For instance, suppose I invent a new battery, but claim that even though it's
the same size and weight as a standard 9V battery, it can last for 40 years at
full load. The company making the application could suggest a desired length
of time for the patent in months. The USPTO then puts the following on their
site:

"A patent has been applied for on technology to produce 9V batteries of the
standard dimensions and weight as existing batteries, but with a mean lifetime
of 40 years. The expected cost to produce one such battery at scale is $1.25.
The applicant is asking for 480 months (40 yrs) of protection to exclusively
sell and/or license this technology.

Do you agree to these terms?"

Then the public could vote yes or no.
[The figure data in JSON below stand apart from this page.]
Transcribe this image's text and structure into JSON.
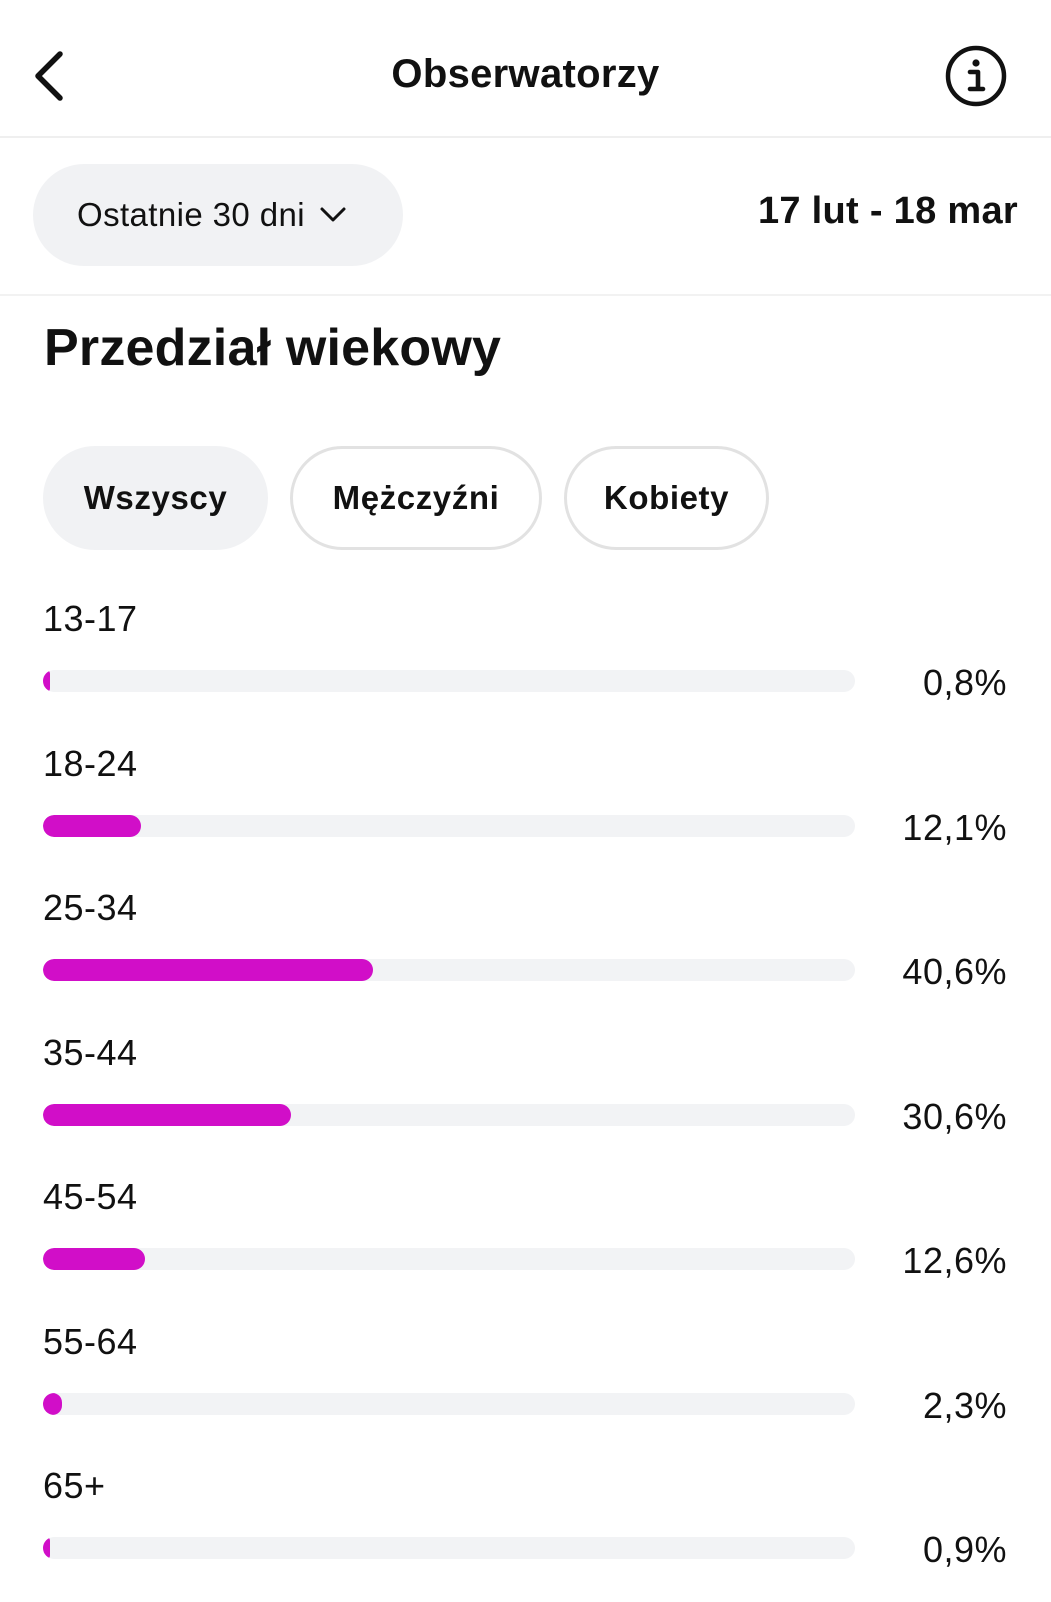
{
  "header": {
    "title": "Obserwatorzy",
    "back_icon": "chevron-left-icon",
    "info_icon": "info-circle-icon"
  },
  "range": {
    "selected": "Ostatnie 30 dni",
    "dates": "17 lut - 18 mar"
  },
  "section": {
    "title": "Przedział wiekowy"
  },
  "filters": [
    {
      "label": "Wszyscy",
      "active": true
    },
    {
      "label": "Mężczyźni",
      "active": false
    },
    {
      "label": "Kobiety",
      "active": false
    }
  ],
  "colors": {
    "accent": "#d10ec8",
    "track": "#f2f3f5"
  },
  "age_groups": [
    {
      "label": "13-17",
      "percent_text": "0,8%",
      "value": 0.8
    },
    {
      "label": "18-24",
      "percent_text": "12,1%",
      "value": 12.1
    },
    {
      "label": "25-34",
      "percent_text": "40,6%",
      "value": 40.6
    },
    {
      "label": "35-44",
      "percent_text": "30,6%",
      "value": 30.6
    },
    {
      "label": "45-54",
      "percent_text": "12,6%",
      "value": 12.6
    },
    {
      "label": "55-64",
      "percent_text": "2,3%",
      "value": 2.3
    },
    {
      "label": "65+",
      "percent_text": "0,9%",
      "value": 0.9
    }
  ]
}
Obviously verification of voters of some
sort to prevent fraud, etc, would be needed, but the principle is that the
company can set an "asking price" to reveal the technology and we could vote
on whether we agree to pay. We'd need a sufficient number of votes before a
result would be binding, and the company to could decide to reduce their terms
to get more votes (not increase).

That's just a possible mechanism, lot's of things to tweak, but I don't think
it's impossible or even impractical in reality to do such a thing (or at least
something in the spirit).

The grants are useful as well. I think things like the X Prize are a good
potential solution to some of the innovation dilemmas we face now with
patents. We could target what the problems we most want solved by offering
$$$$ to the person/group who comes up with a solution. If the dollars are
large enough, then the public could even ask/expect to receive all the rights
to exploit the solution should one be found/submitted. And you are right, the
dollars allocated to the incentive (grant or prize) would directly reflect the
value society places on it (hopefully).